Additionally, the issue is expected to be brought up by German Chancellor Angela Merkel during her upcoming visit to Turkey, as the problem with regards to accreditation of representatives from German news sources such as Stern, Ard, Deutschlandradio, Frankfurter Rundschau and Die Zeit has still not been solved.
In 2016, a number of journalists had to leave the country due to threats and problems… The case of Der Spiegel reporter Hasnain Kazım, who had to leave Turkey last year, was just one of the most widely heard case… Deniz Yücel from another German newspaper Die Welt also left Turkey last year after having been targeted by the pro-government media for his questions to then Prime Minister Ahmet Davutoğlu. It is also known that he then had difficulty in getting accredited…

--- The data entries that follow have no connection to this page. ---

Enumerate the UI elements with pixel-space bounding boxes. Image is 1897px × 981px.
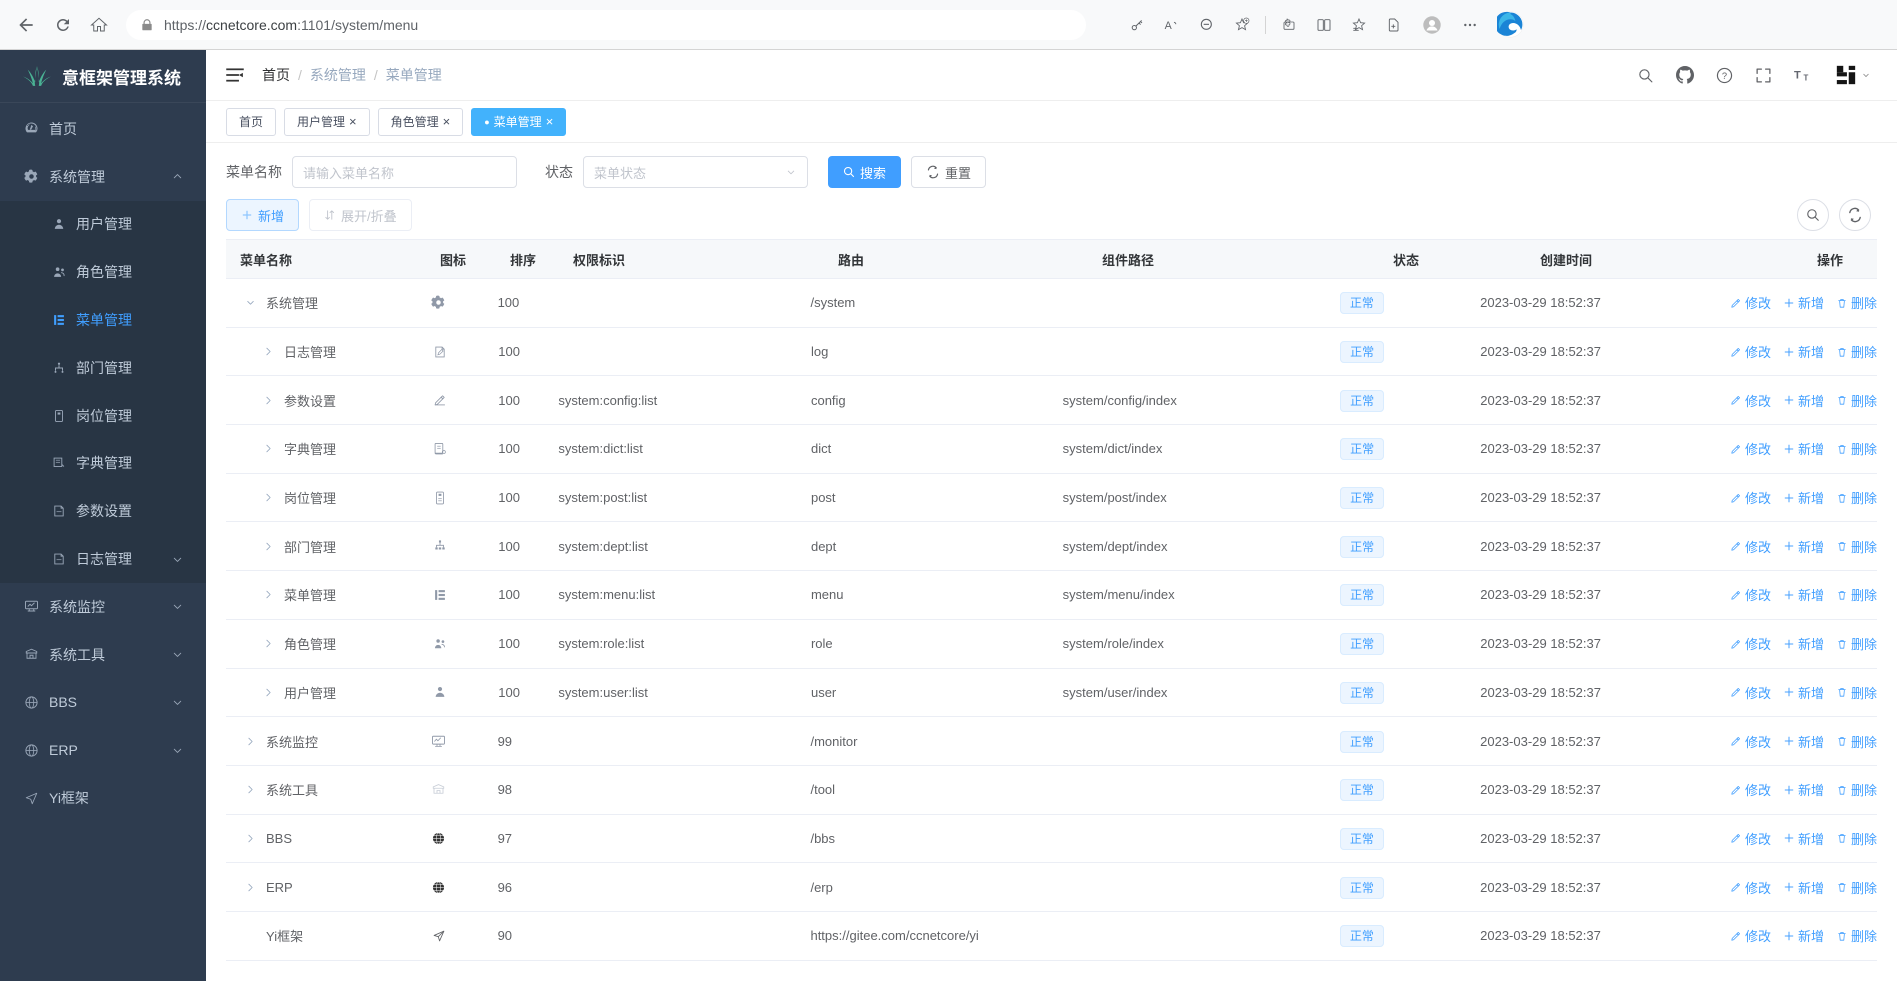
- svg-text:T: T: [1794, 69, 1801, 81]
- svg-text:A: A: [1165, 20, 1173, 32]
- svg-text:?: ?: [1722, 71, 1727, 81]
- svg-text:T: T: [1804, 73, 1809, 82]
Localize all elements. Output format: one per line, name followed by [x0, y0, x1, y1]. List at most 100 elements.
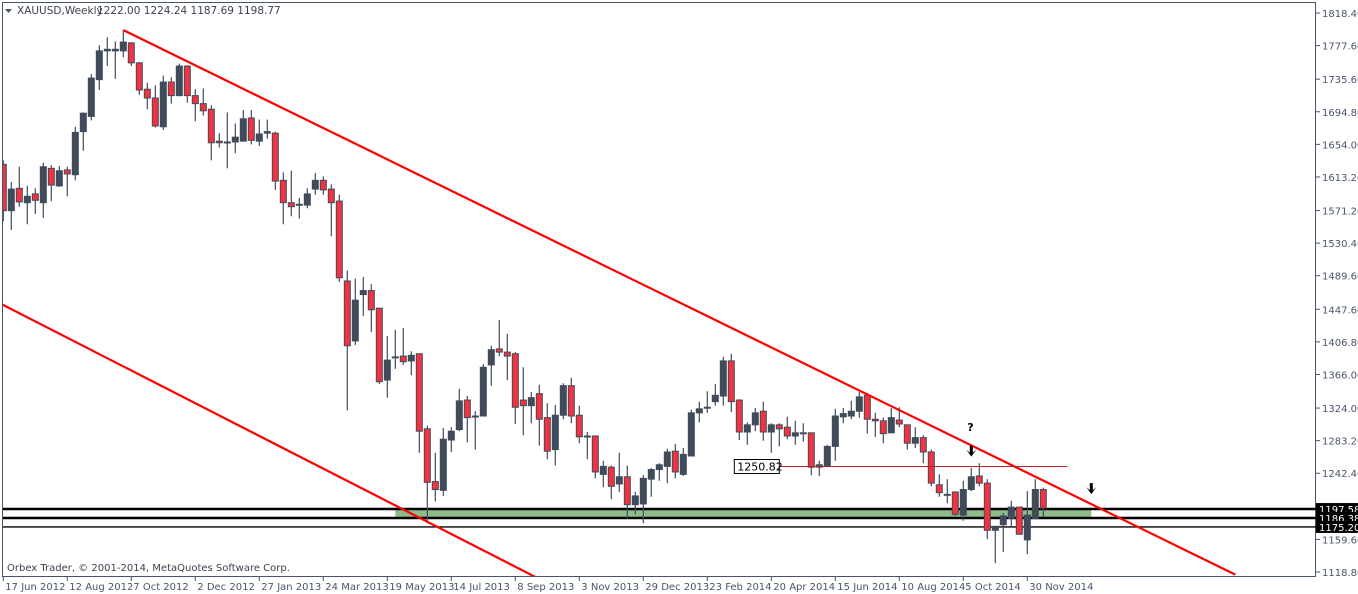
price-axis: 1818.40 1777.60 1735.60 1694.80 1654.00 1613.…	[1316, 9, 1358, 579]
bull-candle-body	[631, 495, 639, 506]
candle	[207, 105, 215, 161]
candle	[983, 479, 991, 540]
candle	[103, 37, 111, 67]
bull-candle-body	[711, 394, 719, 403]
candle	[743, 422, 751, 445]
triangle-down-icon[interactable]	[5, 9, 12, 13]
candle	[495, 320, 503, 357]
candle	[591, 435, 599, 479]
bear-candle-body	[903, 424, 911, 444]
candle	[111, 41, 119, 79]
bear-candle-body	[335, 200, 343, 279]
bear-candle-body	[519, 399, 527, 407]
y-tick-label: 1694.80	[1322, 108, 1358, 119]
candle	[831, 408, 839, 461]
bear-candle-body	[423, 428, 431, 483]
candle	[919, 435, 927, 464]
y-tick-label: 1613.20	[1322, 173, 1358, 184]
bull-candle-body	[383, 359, 391, 381]
candle	[303, 188, 311, 209]
x-tick-label: 15 Jun 2014	[837, 582, 897, 593]
candle	[343, 270, 351, 411]
chart-header: XAUUSD,Weekly 1222.00 1224.24 1187.69 11…	[5, 5, 281, 17]
candle	[159, 75, 167, 130]
candle	[535, 384, 543, 446]
bull-candle-body	[439, 438, 447, 491]
bull-candle-body	[239, 118, 247, 142]
plot-frame	[2, 2, 1316, 577]
arrow-down-icon	[1086, 483, 1097, 495]
candle	[319, 176, 327, 195]
candle	[423, 425, 431, 524]
candle	[999, 512, 1007, 552]
copyright-text: Orbex Trader, © 2001-2014, MetaQuotes So…	[7, 563, 290, 574]
candle	[335, 194, 343, 282]
candle	[583, 432, 591, 460]
candle	[879, 417, 887, 444]
bull-candle-body	[175, 65, 183, 97]
candle	[767, 423, 775, 453]
bull-candle-body	[911, 437, 919, 444]
candle	[95, 45, 103, 91]
candle	[703, 391, 711, 413]
x-tick-label: 7 Oct 2012	[133, 582, 188, 593]
bull-candle-body	[695, 408, 703, 414]
candle	[615, 452, 623, 492]
bull-candle-body	[831, 415, 839, 447]
bull-candle-body	[599, 465, 607, 475]
x-tick-label: 23 Feb 2014	[709, 582, 771, 593]
candle	[175, 63, 183, 97]
bear-candle-body	[935, 484, 943, 494]
candle	[31, 188, 39, 214]
candle	[943, 479, 951, 504]
bull-candle-body	[687, 412, 695, 457]
bear-candle-body	[951, 491, 959, 515]
bear-candle-body	[15, 187, 23, 203]
y-tick-label: 1324.00	[1322, 404, 1358, 415]
candle	[991, 525, 999, 564]
bull-candle-body	[839, 413, 847, 418]
bear-candle-body	[975, 475, 983, 484]
bear-candle-body	[863, 394, 871, 420]
y-tick-label: 1242.40	[1322, 469, 1358, 480]
y-tick-label: 1159.60	[1322, 535, 1358, 546]
bull-candle-body	[791, 432, 799, 437]
candle	[599, 460, 607, 488]
bull-candle-body	[639, 477, 647, 505]
ohlc-readout: 1222.00 1224.24 1187.69 1198.77	[97, 5, 281, 17]
bear-candle-body	[31, 193, 39, 201]
candle	[479, 364, 487, 417]
candle	[783, 416, 791, 440]
bull-candle-body	[71, 131, 79, 176]
bull-candle-body	[359, 290, 367, 296]
bull-candle-body	[447, 430, 455, 441]
y-tick-label: 1489.60	[1322, 272, 1358, 283]
bear-candle-body	[511, 353, 519, 408]
candle	[663, 448, 671, 484]
bull-candle-body	[351, 299, 359, 342]
x-tick-label: 5 Oct 2014	[965, 582, 1020, 593]
candle	[63, 166, 71, 197]
candle	[975, 463, 983, 487]
bear-candle-body	[343, 280, 351, 347]
candle	[231, 123, 239, 154]
bear-candle-body	[135, 62, 143, 91]
bull-candle-body	[487, 349, 495, 366]
bear-candle-body	[983, 482, 991, 531]
candle	[967, 467, 975, 492]
question-mark-icon: ?	[967, 421, 973, 434]
bull-candle-body	[967, 476, 975, 491]
bear-candle-body	[591, 435, 599, 473]
bull-candle-body	[159, 81, 167, 128]
candle	[799, 423, 807, 442]
bull-candle-body	[1023, 514, 1031, 541]
candle	[215, 133, 223, 148]
bull-candle-body	[1031, 489, 1039, 519]
candle	[847, 400, 855, 420]
bear-candle-body	[287, 202, 295, 208]
candle	[359, 276, 367, 317]
price-label: 1186.38	[1319, 514, 1358, 525]
candle	[735, 399, 743, 441]
candle	[119, 30, 127, 58]
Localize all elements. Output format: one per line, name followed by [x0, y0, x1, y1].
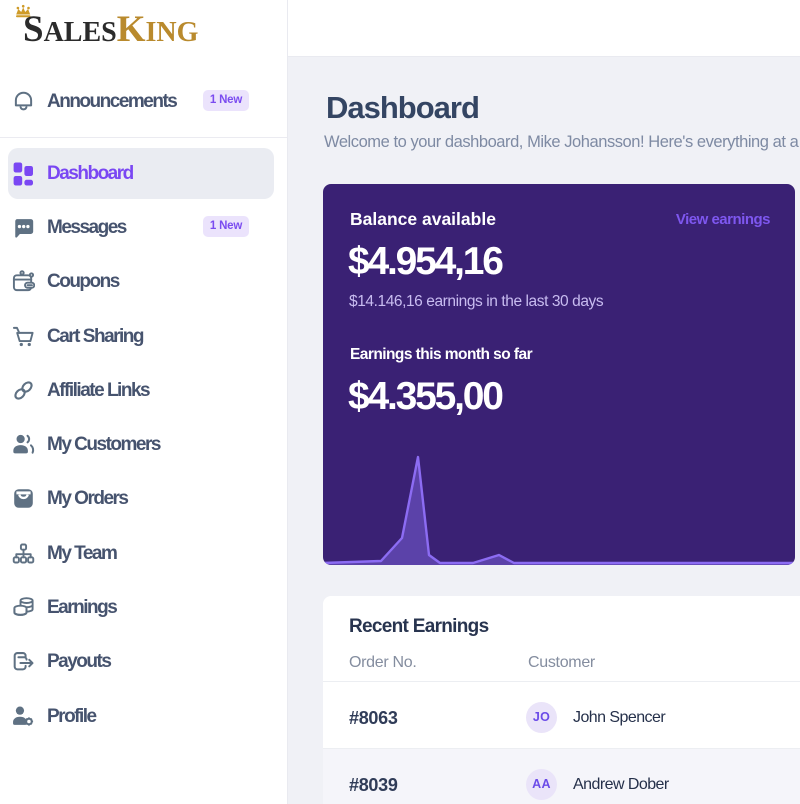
svg-text:SALESKING: SALESKING	[23, 9, 199, 48]
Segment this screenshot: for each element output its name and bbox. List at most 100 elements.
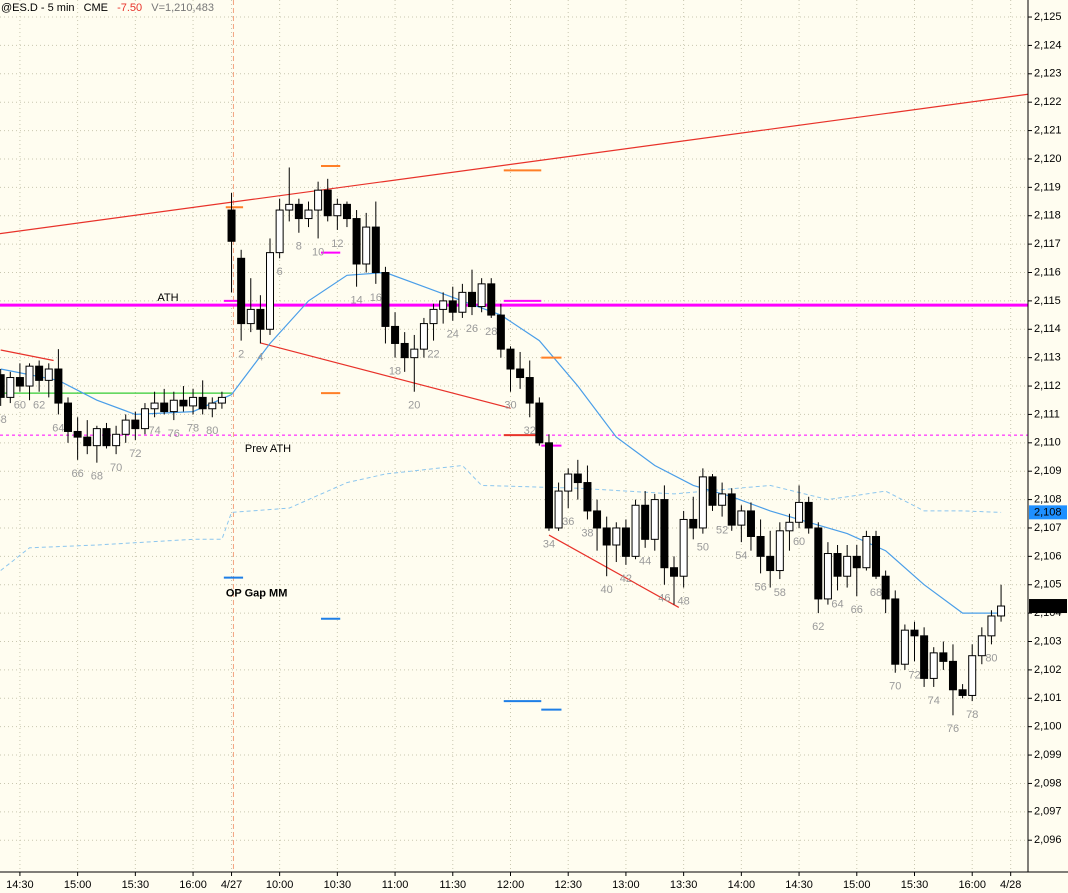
bar-number: 6 xyxy=(277,266,283,278)
bar-number: 68 xyxy=(91,471,103,483)
y-tick-label: 2,118 xyxy=(1034,210,1061,222)
bar-number: 52 xyxy=(716,525,728,537)
candle-body xyxy=(217,396,226,404)
candle-body xyxy=(448,300,457,313)
candle-body xyxy=(35,365,44,381)
bar-number: 46 xyxy=(658,593,670,605)
candle-body xyxy=(708,476,717,506)
bar-number: 32 xyxy=(524,425,536,437)
bar-number: 16 xyxy=(370,292,382,304)
y-tick-label: 2,106 xyxy=(1034,550,1062,562)
candle-body xyxy=(833,553,842,577)
bar-number: 66 xyxy=(72,468,84,480)
y-tick-label: 2,099 xyxy=(1034,749,1062,761)
bar-number: 12 xyxy=(331,238,343,250)
candle-body xyxy=(660,499,669,569)
candle-body xyxy=(169,399,178,413)
y-tick-label: 2,112 xyxy=(1034,380,1061,392)
y-tick-label: 2,120 xyxy=(1034,153,1062,165)
bar-number: 74 xyxy=(148,425,160,437)
candle-body xyxy=(698,476,707,529)
y-tick-label: 2,103 xyxy=(1034,635,1062,647)
x-tick-label: 12:30 xyxy=(554,879,582,891)
bar-number: 44 xyxy=(639,556,651,568)
candle-body xyxy=(920,635,929,679)
candle-body xyxy=(342,203,351,220)
candle-body xyxy=(0,374,5,398)
y-tick-label: 2,101 xyxy=(1034,692,1062,704)
candle-body xyxy=(352,218,361,265)
candle-body xyxy=(535,402,544,444)
bar-number: 56 xyxy=(754,581,766,593)
trend-line xyxy=(0,349,54,362)
candle-body xyxy=(333,203,342,217)
bar-number: 74 xyxy=(928,695,940,707)
bar-number: 70 xyxy=(889,681,901,693)
candle-body xyxy=(948,660,957,691)
trend-line xyxy=(260,342,511,409)
candle-body xyxy=(612,527,621,546)
x-tick-label: 10:00 xyxy=(266,879,294,891)
bar-number: 68 xyxy=(870,587,882,599)
candle-body xyxy=(727,493,736,526)
candle-body xyxy=(362,226,371,265)
volume: V=1,210,483 xyxy=(151,2,214,14)
candle-body xyxy=(439,300,448,310)
grid xyxy=(0,0,1028,872)
trend-line xyxy=(548,534,680,608)
candle-body xyxy=(564,473,573,492)
y-tick-label: 2,111 xyxy=(1034,408,1060,420)
y-tick-label: 2,116 xyxy=(1034,266,1061,278)
candle-body xyxy=(785,521,794,532)
candle-body xyxy=(631,504,640,557)
candle-body xyxy=(102,428,111,447)
x-tick-label: 15:00 xyxy=(843,879,871,891)
candle-body xyxy=(391,325,400,344)
candle-body xyxy=(294,203,303,220)
candle-body xyxy=(227,209,236,242)
candle-body xyxy=(112,433,121,447)
candle-body xyxy=(602,527,611,546)
candle-body xyxy=(496,314,505,350)
price-tag xyxy=(1029,505,1067,520)
price-tag xyxy=(1029,599,1067,614)
x-tick-label: 4/28 xyxy=(1000,879,1021,891)
candle-body xyxy=(583,482,592,512)
x-tick-label: 14:30 xyxy=(785,879,813,891)
candle-body xyxy=(25,365,34,387)
bar-number: 58 xyxy=(774,587,786,599)
candle-body xyxy=(593,510,602,529)
candle-body xyxy=(54,368,63,404)
candle-body xyxy=(121,419,130,435)
candle-body xyxy=(477,283,486,308)
x-tick-label: 13:30 xyxy=(670,879,698,891)
candle-body xyxy=(189,396,198,407)
x-tick-label: 15:30 xyxy=(122,879,150,891)
bar-number: 18 xyxy=(389,366,401,378)
candle-body xyxy=(987,615,996,637)
y-tick-label: 2,097 xyxy=(1034,806,1062,818)
candle-body xyxy=(15,377,24,387)
candle-body xyxy=(256,308,265,330)
bar-number: 72 xyxy=(129,448,141,460)
candle-body xyxy=(872,535,881,577)
candle-body xyxy=(160,402,169,413)
x-tick-label: 12:00 xyxy=(497,879,525,891)
bar-number: 20 xyxy=(408,400,420,412)
candle-body xyxy=(400,342,409,359)
candle-body xyxy=(487,283,496,316)
candle-body xyxy=(198,396,207,410)
y-tick-label: 2,096 xyxy=(1034,834,1062,846)
candle-body xyxy=(92,428,101,447)
bar-number: 76 xyxy=(168,428,180,440)
x-tick-label: 15:30 xyxy=(901,879,929,891)
x-tick-label: 13:00 xyxy=(612,879,640,891)
bar-number: 70 xyxy=(110,462,122,474)
candle-body xyxy=(544,442,553,529)
candle-body xyxy=(756,535,765,557)
candle-body xyxy=(419,323,428,350)
y-tick-label: 2,114 xyxy=(1034,323,1061,335)
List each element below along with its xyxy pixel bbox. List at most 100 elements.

Commenting on the issue to BirGün, head of the Journalists’ Union of Turkey Gökhan Durmuş stated that ‘the accreditation process which has been used by officials as a political tool cannot be tolerated’ and sent solidarity message to foreign media members having these kinds of problems in Turkey.
A detailed report issued by new advocacy group the Stockholm Center for Freedom (SCF) last week said that 191 journalists are in jail, 92 are wanted and 839 have been charged in Turkey.
SCF has documented the individual cases of 191 journalists who are either convicted and serving time in prison or jailed in pre-trial detention. According to the Swedish-based center, most of the journalists have not even seen an indictment against them. The report stated that 92 journalists are wanted for arrest but remain at large either in Turkey or abroad.
In a press release on Jan. 26, 2017, the center said that almost 300 journalists in Turkey, a member state of the Council of Europe and a candidate country for European Union membership, are languishing behind bars or facing outstanding arrest warrants.